A panel of retired police and military officers are recommending the United States begin reducing its troop presence in Iraq because the massive military occupation is conveying an image that the U.S. plans to permanently stay in Iraq. The panel’s head, Gen. James Jones, told the Senate Armed Services Committee: “The force footprint should be adjusted.” But Jones also warned against an immediate pullout of troops.
Gen. James Jones: “I think that a precipitous departure which results in a failed state in Iraq will have a significant boost in the numbers of extremists, jihadists, however you want to call it, in the world, who believe that they will have toppled the major power on earth and that all else is possible. And I think it will not only make us less safe, it will make our friends and allies less safe, and the struggle will continue. It will simply be done in different — in other areas.”
The panel also recommended the Iraqi police force be dissolved because it has been infiltrated by Shiite militias.

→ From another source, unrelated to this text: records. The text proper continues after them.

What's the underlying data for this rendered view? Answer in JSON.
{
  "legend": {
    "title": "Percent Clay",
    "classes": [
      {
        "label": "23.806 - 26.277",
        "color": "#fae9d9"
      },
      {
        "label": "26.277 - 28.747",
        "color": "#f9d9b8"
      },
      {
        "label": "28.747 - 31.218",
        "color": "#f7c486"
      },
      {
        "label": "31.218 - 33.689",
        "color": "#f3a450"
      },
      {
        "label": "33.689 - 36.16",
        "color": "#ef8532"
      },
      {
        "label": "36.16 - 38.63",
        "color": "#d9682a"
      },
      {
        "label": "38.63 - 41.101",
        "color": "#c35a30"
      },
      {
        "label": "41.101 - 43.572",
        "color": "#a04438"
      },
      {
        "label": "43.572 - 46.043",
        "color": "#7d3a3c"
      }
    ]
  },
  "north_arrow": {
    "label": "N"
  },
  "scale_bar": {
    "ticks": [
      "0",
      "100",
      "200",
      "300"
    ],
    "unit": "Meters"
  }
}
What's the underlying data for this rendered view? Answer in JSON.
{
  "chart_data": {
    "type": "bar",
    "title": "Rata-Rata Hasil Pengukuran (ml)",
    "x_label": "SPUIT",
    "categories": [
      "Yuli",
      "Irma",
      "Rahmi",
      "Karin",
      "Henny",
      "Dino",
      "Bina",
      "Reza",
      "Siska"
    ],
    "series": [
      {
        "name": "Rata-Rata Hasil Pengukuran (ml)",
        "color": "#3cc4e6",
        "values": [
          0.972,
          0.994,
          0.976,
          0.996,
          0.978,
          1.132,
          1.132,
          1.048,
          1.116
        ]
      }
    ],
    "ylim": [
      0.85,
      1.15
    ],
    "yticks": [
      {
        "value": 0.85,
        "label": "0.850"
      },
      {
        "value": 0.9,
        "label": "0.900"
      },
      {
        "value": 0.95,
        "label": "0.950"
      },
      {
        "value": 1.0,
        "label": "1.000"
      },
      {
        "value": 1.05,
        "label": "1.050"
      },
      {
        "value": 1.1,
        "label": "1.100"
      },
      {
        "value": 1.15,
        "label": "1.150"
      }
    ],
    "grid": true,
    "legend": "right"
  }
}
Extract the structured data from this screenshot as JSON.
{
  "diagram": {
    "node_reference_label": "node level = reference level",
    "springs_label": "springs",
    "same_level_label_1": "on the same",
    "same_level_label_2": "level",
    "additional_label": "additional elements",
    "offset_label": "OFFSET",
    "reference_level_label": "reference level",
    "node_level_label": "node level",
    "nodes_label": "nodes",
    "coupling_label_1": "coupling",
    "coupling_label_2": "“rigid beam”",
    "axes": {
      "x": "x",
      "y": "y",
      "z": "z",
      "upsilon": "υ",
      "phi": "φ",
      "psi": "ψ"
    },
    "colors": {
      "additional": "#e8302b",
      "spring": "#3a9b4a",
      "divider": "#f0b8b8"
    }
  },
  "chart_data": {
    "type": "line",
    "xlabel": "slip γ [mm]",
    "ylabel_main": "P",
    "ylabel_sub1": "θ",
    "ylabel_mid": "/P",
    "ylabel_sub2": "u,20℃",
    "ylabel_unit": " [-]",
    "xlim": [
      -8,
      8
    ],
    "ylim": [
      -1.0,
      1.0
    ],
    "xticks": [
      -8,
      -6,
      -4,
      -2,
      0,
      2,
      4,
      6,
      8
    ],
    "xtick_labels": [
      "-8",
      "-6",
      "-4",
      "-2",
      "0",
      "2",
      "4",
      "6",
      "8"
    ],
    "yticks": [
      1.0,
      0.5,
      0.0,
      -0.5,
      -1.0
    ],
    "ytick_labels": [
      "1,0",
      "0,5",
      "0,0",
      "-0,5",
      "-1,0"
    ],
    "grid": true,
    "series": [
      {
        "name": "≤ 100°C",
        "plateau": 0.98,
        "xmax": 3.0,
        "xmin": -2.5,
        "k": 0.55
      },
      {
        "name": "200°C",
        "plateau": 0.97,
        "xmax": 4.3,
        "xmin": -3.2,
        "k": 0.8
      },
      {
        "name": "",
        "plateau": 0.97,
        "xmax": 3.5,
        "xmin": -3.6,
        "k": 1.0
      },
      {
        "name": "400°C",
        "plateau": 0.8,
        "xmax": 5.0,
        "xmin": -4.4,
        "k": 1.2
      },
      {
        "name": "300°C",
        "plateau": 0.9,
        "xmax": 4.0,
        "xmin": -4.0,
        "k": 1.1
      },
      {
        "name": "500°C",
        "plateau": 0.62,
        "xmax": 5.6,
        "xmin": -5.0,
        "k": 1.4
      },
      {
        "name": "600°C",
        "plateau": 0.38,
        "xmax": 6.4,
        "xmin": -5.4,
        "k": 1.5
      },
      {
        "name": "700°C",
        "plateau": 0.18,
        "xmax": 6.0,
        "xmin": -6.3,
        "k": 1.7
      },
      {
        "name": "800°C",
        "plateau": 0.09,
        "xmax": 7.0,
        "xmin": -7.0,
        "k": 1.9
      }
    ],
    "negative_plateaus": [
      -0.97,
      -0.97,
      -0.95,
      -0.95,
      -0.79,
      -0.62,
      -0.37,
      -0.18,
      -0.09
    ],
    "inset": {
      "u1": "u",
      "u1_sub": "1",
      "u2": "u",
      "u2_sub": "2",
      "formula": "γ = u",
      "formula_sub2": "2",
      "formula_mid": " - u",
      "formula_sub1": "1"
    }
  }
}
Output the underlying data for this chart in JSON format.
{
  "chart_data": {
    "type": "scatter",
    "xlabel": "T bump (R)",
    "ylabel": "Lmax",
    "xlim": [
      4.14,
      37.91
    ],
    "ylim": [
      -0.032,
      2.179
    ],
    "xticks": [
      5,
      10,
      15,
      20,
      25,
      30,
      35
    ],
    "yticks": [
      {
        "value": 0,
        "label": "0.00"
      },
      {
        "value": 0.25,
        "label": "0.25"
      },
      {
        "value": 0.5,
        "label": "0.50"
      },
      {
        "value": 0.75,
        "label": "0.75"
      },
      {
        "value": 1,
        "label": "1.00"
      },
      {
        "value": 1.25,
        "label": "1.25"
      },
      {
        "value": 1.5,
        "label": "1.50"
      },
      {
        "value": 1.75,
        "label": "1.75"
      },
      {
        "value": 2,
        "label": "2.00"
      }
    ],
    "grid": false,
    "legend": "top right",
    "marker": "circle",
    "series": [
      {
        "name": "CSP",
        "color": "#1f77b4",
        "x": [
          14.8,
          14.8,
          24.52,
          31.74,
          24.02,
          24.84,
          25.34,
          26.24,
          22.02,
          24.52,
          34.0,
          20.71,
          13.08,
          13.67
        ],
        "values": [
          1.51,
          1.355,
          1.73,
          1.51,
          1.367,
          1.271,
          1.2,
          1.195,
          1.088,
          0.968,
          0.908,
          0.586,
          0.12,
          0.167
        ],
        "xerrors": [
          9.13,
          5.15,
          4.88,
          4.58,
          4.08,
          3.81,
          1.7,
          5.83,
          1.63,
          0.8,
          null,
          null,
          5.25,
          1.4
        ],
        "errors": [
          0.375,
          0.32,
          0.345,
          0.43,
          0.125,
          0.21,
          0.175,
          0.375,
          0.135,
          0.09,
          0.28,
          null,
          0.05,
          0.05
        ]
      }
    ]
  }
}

Former Washington, D.C., Police Chief Charles Ramsey: “I have never in 38 years of policing experienced a situation where there was so much negativity around any particular police force. It was unbelievable, the amount of negative comments we got. Whether we were speaking with Iraqi army, with Iraqi police service, it didn’t seem to matter, or community members. There was almost a universal feeling that the national police were highly sectarian, were corrupt, had been accused of having death squads and the like.”